Page:Voltaire - Œuvres complètes Garnier tome7.djvu/223

La bibliothèque libre.
Le texte de cette page a été corrigé et est conforme au fac-similé.

Dictime.

Malheureux ! Accordons, seigneur, à sa vieillesse
Ce vain soulagement qu’exige sa faiblesse.

Teucer.

Ah ! Quand mes yeux ont vu, dans l’horreur des combats,
Mon épouse et ma fille expirer dans mes bras,
Les consolations, dans ce moment terrible,
Ne descendirent point dans mon âme sensible ;
Je n’en avais cherché que dans mes vains projets
D’éclairer les humains, d’adoucir mes sujets,
Et de civiliser l’agreste Cydonie :
Du ciel qui conduit tout la sagesse infinie
Réserve, je le vois, pour de plus heureux temps
Le jour trop différé de ces grands changements.
Le monde avec lenteur marche vers la sagesse[1],
Et la nuit des erreurs est encor sur la Grèce.
Que je vous porte envie, ô rois trop fortunés,
Vous qui faites le bien dès que vous l’ordonnez !
Rien ne peut captiver votre main bienfaisante,
Vous n’avez qu’à parler, et la terre est contente.


fin du troisième acte.

  1. À ne juger que par les apparences, et suivant les faibles conjectures humaines, par quelle multitude épouvantable de siècles et de révolutions n’a-t-il pas fallu passer avant que nous eussions un langage tolérable, une nourriture facile, des vêtements et des logements commodes ! Nous sommes d’hier, et l’Amérique est de ce matin.
    Notre occident n’a aucun monument antique : et que sont ceux de la Syrie, de
    l’Égypte, des Indes, de la Chine ? Toutes ces ruines se sont élevées sur d’autres
    ruines.
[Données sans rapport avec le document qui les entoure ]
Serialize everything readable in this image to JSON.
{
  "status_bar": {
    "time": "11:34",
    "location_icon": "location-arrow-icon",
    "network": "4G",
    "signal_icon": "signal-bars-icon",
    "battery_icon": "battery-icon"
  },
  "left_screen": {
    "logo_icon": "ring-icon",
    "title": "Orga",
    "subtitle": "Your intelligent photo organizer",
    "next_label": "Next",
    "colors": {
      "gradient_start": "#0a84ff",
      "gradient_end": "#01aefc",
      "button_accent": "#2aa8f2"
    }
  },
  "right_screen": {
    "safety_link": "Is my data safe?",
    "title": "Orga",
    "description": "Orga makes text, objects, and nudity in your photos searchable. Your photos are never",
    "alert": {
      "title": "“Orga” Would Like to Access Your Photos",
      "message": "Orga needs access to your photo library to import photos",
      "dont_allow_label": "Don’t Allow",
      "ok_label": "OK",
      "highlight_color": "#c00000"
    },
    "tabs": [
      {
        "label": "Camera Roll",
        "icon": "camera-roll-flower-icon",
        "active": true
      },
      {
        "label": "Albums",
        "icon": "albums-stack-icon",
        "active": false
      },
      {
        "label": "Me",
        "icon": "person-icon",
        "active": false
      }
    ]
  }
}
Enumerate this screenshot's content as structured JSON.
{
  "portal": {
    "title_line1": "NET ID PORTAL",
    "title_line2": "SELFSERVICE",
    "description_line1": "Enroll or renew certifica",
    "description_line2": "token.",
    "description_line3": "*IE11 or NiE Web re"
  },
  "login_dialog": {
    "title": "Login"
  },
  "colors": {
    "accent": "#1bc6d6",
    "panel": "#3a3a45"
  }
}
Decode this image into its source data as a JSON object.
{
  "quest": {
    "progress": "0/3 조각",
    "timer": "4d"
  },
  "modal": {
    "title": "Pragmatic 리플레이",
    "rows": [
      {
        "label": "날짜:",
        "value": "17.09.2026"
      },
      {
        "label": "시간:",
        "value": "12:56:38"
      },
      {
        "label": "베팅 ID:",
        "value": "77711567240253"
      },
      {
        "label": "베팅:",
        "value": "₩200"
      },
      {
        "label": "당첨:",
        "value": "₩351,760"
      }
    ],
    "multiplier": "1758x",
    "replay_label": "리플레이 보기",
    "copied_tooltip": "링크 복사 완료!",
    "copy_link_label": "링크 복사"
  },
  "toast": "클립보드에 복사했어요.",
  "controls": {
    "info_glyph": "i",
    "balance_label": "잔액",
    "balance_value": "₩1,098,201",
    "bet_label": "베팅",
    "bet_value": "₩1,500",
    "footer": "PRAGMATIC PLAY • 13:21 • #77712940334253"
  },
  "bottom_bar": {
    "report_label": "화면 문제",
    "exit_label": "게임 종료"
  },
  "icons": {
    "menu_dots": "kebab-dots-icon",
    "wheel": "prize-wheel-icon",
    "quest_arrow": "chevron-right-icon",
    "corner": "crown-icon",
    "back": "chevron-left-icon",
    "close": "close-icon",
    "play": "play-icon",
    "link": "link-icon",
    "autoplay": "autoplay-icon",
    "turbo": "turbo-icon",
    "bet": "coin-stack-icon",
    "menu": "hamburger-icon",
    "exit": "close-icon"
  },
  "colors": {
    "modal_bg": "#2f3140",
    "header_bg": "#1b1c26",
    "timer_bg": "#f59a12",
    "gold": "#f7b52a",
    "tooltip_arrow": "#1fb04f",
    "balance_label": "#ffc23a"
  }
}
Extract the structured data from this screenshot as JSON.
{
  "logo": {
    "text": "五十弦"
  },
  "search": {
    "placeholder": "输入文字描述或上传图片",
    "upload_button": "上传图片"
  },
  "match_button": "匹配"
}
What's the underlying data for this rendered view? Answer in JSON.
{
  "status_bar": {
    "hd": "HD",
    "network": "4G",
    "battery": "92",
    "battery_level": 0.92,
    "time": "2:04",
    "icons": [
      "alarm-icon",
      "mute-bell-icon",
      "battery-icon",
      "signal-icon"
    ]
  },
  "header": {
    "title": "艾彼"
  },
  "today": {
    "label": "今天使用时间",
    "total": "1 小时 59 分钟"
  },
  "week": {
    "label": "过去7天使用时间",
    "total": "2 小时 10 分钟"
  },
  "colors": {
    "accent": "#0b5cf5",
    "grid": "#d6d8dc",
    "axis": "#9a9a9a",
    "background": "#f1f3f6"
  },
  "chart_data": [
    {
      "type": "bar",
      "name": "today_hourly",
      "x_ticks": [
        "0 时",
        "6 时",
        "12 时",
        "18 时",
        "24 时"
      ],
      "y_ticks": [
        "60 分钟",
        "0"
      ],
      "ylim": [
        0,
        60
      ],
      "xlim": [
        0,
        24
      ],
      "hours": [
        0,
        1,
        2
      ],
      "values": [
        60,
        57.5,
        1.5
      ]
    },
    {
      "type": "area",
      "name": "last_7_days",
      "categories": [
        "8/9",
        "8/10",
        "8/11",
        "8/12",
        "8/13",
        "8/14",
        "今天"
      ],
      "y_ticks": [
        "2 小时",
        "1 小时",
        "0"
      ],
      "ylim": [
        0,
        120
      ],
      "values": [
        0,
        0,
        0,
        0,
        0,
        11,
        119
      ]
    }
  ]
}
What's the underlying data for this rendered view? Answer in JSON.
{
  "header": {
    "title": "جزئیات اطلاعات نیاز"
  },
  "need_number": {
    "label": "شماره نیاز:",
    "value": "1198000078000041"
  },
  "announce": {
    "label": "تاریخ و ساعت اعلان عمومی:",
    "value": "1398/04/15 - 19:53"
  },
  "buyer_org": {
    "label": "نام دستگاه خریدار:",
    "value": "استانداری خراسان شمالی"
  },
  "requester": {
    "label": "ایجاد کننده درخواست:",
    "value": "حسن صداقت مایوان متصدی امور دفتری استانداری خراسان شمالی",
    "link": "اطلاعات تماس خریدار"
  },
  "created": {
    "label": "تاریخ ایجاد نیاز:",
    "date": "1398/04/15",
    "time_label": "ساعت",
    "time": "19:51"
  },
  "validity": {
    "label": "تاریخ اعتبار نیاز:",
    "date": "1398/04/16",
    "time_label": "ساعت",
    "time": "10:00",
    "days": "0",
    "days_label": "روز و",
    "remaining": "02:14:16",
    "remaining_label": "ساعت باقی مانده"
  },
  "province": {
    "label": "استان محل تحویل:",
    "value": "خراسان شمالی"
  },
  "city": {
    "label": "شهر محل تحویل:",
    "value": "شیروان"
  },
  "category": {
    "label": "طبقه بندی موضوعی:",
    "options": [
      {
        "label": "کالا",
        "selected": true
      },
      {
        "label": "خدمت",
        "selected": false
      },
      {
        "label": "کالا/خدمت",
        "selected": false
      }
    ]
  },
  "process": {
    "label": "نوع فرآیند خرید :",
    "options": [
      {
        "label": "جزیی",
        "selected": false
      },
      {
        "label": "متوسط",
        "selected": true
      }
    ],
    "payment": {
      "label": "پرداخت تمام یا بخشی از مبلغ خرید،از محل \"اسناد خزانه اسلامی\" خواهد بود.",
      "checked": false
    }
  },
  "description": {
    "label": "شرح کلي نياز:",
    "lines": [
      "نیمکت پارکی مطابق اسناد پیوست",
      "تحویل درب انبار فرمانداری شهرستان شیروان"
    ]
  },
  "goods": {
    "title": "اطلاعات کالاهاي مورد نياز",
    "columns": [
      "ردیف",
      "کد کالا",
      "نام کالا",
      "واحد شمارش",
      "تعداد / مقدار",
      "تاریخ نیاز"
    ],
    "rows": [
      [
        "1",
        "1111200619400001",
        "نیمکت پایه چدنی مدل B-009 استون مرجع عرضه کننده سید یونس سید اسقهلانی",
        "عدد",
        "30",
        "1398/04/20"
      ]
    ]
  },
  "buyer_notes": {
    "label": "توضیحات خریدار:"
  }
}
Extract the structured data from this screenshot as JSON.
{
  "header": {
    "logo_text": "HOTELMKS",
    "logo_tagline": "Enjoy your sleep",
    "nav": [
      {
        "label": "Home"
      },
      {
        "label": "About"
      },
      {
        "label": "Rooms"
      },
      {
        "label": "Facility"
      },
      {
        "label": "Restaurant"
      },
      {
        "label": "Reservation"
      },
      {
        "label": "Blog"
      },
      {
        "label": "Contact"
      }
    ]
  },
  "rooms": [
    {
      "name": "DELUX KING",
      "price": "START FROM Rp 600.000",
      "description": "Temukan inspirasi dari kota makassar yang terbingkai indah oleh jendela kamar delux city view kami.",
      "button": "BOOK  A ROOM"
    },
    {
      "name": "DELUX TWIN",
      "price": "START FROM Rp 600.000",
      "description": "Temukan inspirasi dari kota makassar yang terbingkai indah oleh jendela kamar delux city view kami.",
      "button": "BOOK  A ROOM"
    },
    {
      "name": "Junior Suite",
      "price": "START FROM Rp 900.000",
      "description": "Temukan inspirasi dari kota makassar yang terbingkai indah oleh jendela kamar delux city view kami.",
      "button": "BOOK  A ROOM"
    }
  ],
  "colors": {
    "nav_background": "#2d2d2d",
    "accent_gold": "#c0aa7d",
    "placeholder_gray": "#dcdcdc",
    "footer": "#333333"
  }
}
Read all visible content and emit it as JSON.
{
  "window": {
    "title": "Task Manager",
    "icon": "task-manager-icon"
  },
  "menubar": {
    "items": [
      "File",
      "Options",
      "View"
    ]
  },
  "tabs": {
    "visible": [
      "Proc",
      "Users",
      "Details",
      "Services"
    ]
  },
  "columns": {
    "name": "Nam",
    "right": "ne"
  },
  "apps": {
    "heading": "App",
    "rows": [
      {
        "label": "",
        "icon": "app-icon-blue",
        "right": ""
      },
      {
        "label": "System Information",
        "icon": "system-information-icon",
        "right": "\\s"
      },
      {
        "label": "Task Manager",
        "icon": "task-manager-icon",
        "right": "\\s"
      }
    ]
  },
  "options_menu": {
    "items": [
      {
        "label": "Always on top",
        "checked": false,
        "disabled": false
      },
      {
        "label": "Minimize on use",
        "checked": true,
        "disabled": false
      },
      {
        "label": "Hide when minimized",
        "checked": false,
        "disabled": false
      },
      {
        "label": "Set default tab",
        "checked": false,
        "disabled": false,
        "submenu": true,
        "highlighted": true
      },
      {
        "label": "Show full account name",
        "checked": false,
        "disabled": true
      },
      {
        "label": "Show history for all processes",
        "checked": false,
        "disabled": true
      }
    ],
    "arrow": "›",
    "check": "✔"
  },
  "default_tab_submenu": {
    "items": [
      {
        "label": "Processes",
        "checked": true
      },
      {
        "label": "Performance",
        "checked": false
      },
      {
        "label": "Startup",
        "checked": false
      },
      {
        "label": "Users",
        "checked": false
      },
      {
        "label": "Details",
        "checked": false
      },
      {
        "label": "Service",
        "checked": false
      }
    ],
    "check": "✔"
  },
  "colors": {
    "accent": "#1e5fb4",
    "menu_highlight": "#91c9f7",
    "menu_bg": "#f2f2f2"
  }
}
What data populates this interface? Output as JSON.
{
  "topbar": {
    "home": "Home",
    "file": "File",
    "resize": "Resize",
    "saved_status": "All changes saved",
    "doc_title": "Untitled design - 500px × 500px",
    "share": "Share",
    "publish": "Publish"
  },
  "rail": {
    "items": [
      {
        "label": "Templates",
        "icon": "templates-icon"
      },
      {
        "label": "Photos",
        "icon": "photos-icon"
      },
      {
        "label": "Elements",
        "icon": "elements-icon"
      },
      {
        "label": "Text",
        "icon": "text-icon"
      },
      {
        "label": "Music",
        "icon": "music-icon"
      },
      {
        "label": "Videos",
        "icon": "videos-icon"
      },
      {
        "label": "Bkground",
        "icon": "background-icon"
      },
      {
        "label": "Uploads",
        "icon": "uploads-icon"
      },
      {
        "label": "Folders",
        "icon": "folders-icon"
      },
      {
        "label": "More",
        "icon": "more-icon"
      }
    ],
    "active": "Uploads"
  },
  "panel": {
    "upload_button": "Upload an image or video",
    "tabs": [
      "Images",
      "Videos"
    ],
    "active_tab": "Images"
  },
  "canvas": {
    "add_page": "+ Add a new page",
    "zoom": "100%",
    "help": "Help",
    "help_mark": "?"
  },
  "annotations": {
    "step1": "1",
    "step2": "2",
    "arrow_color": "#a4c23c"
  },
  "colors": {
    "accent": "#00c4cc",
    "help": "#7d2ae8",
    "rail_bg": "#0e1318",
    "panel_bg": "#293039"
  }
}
Il est très-vraisemblable que l’île Atlantide (dont les îles Canaries sont des
    restes), étant engloutie dans l’Océan, fit refluer les eaux vers la Grèce, et que
    vingt déluges locaux détruisirent tout vingt fois avant que nous existassions.
    Nous sommes des fourmis qu’on écrase sans cesse, et qui se renouvellent ; et pour
    que ces fourmis rebâtissent leurs habitations, et pour qu’elles inventent quelque
    chose qui ressemble à une police et à une morale, que de siècles de barbarie !
    Que le province n’a pas ses sauvages !
    Tout philosophe peut dire :
    In qua scribeham barbara torra fuit.
    Ovid., Trist., livre III, élég. 1, vers 18.